Streaming Ad Tiers Grow in UK
UK TV audience measurement organisation Barb has released its latest Establishment Survey which reveals that 68.3% of UK homes – equivalent to 20 million – had access to a subscription video-on-demand service in the final quarter of 2024. The figure is a slight dip from Q2. According to Barb’s advertising tier estimates, these continue gaining popularity within the UK: Netflix ad tier reached 4.7 million homes, up more than a fifth from the Q3. Similarly, Disney’s ad tier reached 1.5 million, up more than a quarter from the previous quarter. Due to Amazon’s ad tier tactic, 11.6 million homes with Amazon Prime Video access during the quarter were on the ad tier, an increase from 11.5 million in Q3.

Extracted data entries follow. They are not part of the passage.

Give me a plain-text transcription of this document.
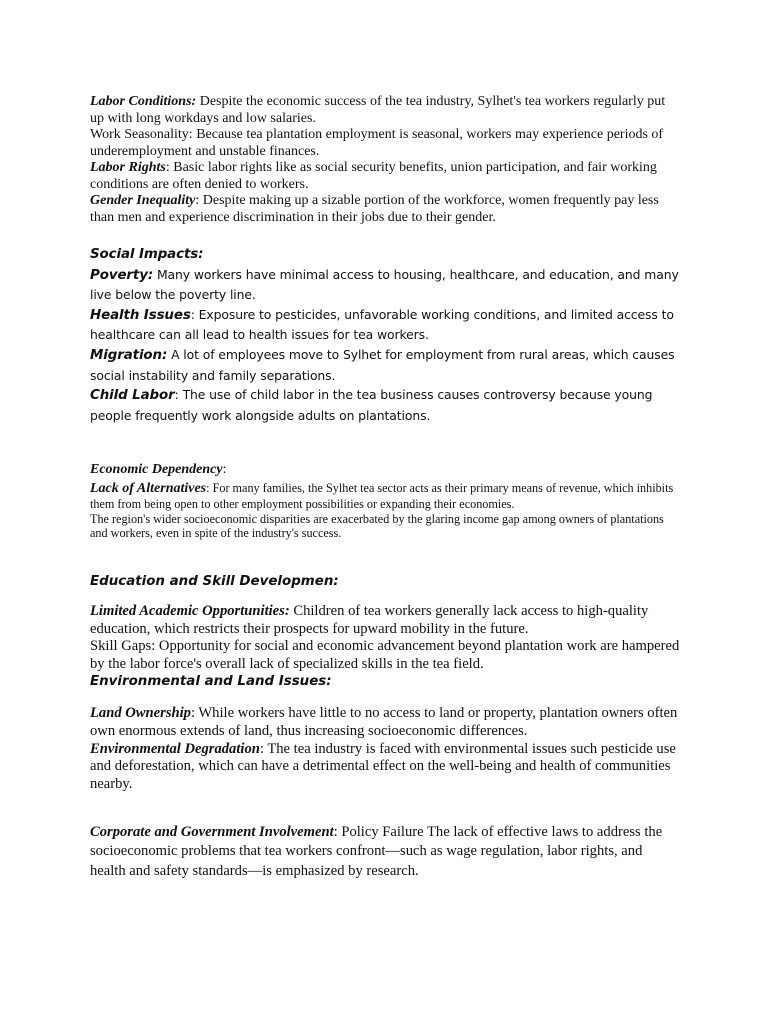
Labor Conditions: Despite the economic success of the tea industry, Sylhet's tea workers regularly put up with long workdays and low salaries.

Work Seasonality: Because tea plantation employment is seasonal, workers may experience periods of underemployment and unstable finances.

Labor Rights: Basic labor rights like as social security benefits, union participation, and fair working conditions are often denied to workers.

Gender Inequality: Despite making up a sizable portion of the workforce, women frequently pay less than men and experience discrimination in their jobs due to their gender.

Social Impacts:

Poverty: Many workers have minimal access to housing, healthcare, and education, and many live below the poverty line.

Health Issues: Exposure to pesticides, unfavorable working conditions, and limited access to healthcare can all lead to health issues for tea workers.

Migration: A lot of employees move to Sylhet for employment from rural areas, which causes social instability and family separations.

Child Labor: The use of child labor in the tea business causes controversy because young people frequently work alongside adults on plantations.

Economic Dependency:

Lack of Alternatives: For many families, the Sylhet tea sector acts as their primary means of revenue, which inhibits them from being open to other employment possibilities or expanding their economies.

The region's wider socioeconomic disparities are exacerbated by the glaring income gap among owners of plantations and workers, even in spite of the industry's success.

Education and Skill Developmen:

Limited Academic Opportunities: Children of tea workers generally lack access to high-quality education, which restricts their prospects for upward mobility in the future.

Skill Gaps: Opportunity for social and economic advancement beyond plantation work are hampered by the labor force's overall lack of specialized skills in the tea field.

Environmental and Land Issues:

Land Ownership: While workers have little to no access to land or property, plantation owners often own enormous extends of land, thus increasing socioeconomic differences.

Environmental Degradation: The tea industry is faced with environmental issues such pesticide use and deforestation, which can have a detrimental effect on the well-being and health of communities nearby.

Corporate and Government Involvement: Policy Failure The lack of effective laws to address the socioeconomic problems that tea workers confront—such as wage regulation, labor rights, and health and safety standards—is emphasized by research.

E-commerce Platforms to be Liable in EU for Unsafe Goods
In the EU, new laws are underway which would make e-commerce platforms liable for dangerous or illegal products sold to consumers. According to an EU draft proposal seen by the FT, customs reforms would oblige online platforms to provide data before goods arrive in the region, to give officials more control over packages and their inspection. Under the current law, individuals within the EU who purchase goods online are treated as their importer for customs purposes – the new legislation would make platforms responsible instead. The move is a crackdown on imported goods, amid concerns over the rising number of dangerous and counterfeit goods shipped from Asia to European consumers.